According to the report, Kenya’s total exports grew by 10.4 percent to reach Ksh1.1 trillion. Horticultural products led the way at Ksh203.6 billion, followed by tea (Ksh189.1 billion), apparel and clothing (Ksh56.8 billion), coffee (Ksh38.4 billion), and animal and vegetable oils (Ksh30.3 billion).
On the import side, Kenya’s total imports rose by 3.6 percent to Ksh2.7 trillion. Petroleum products topped the list at Ksh552 billion, followed by industrial machinery (Ksh312.9 billion), animal and vegetable oils (Ksh139.2 billion), plastic articles (Ksh113.4 billion), and iron and steel (Ksh101 billion).
Most of Kenya’s imports originated from China, valued at Ksh576 billion, followed by the UAE at Ksh337 billion and India at Ksh263 billion.
The Motorist Association of Kenya has strongly opposed the proposed toll fees for the upcoming Nairobi-Mombasa Expressway, arguing that the charges—estimated at Ksh12 to Ksh13 per kilometre—are not economically viable for road users, Nairobi Leo reported. They criticized the imposition of such fees, calling it deceptive and immoral to let foreign entities profit from public infrastructure, potentially costing motorists up to Ksh5,000 per trip if no toll cap is implemented.
Everstrong Capital, the American firm behind the project, defended the toll pricing, stating it would be lower than the current Nairobi Expressway rates.
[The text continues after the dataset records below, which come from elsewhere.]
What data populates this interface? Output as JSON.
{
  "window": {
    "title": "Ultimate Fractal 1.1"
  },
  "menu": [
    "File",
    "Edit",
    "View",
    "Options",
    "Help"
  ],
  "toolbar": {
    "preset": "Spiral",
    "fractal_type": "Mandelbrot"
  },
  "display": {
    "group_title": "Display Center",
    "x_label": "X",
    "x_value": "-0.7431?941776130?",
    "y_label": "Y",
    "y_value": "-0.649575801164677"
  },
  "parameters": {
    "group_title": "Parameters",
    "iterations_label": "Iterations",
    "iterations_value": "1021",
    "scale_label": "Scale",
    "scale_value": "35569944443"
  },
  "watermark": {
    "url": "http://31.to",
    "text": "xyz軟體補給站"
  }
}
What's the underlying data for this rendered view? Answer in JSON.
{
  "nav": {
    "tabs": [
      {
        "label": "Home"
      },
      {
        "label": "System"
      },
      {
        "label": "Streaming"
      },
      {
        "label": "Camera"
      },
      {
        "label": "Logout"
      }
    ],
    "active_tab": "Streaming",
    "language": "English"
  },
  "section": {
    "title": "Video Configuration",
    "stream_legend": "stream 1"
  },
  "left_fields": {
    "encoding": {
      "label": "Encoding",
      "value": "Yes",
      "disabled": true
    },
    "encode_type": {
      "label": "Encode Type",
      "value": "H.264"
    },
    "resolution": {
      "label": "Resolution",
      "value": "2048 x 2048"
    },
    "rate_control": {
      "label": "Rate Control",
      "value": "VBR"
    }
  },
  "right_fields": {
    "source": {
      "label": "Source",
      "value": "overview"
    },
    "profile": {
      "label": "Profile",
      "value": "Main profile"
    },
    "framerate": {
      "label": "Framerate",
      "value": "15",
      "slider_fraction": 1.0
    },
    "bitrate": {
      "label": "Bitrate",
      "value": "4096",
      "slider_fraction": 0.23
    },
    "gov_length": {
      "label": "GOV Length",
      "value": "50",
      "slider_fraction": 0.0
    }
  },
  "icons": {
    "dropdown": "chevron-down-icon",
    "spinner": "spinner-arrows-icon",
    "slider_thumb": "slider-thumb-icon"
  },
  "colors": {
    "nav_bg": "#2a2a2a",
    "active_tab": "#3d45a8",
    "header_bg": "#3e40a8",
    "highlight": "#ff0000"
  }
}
They emphasized efforts to minimize costs by optimizing construction and capital expenses, which would, in turn, reduce toll charges. Construction of the expressway is scheduled to begin in 2026 under a Public-Private Partnership (PPP) model.
A report by Business Daily has indicated that the Kenya Revenue Authority (KRA) is pushing for increased scrutiny of the approximately 600 containers entering the country daily by procuring cameras for its border staff. This move highlights the growing mistrust surrounding the tax authority. KRA intends to purchase 350 verification devices for its customs officers at border points, allowing them to capture photos and videos while inspecting containers suspected of concealing goods.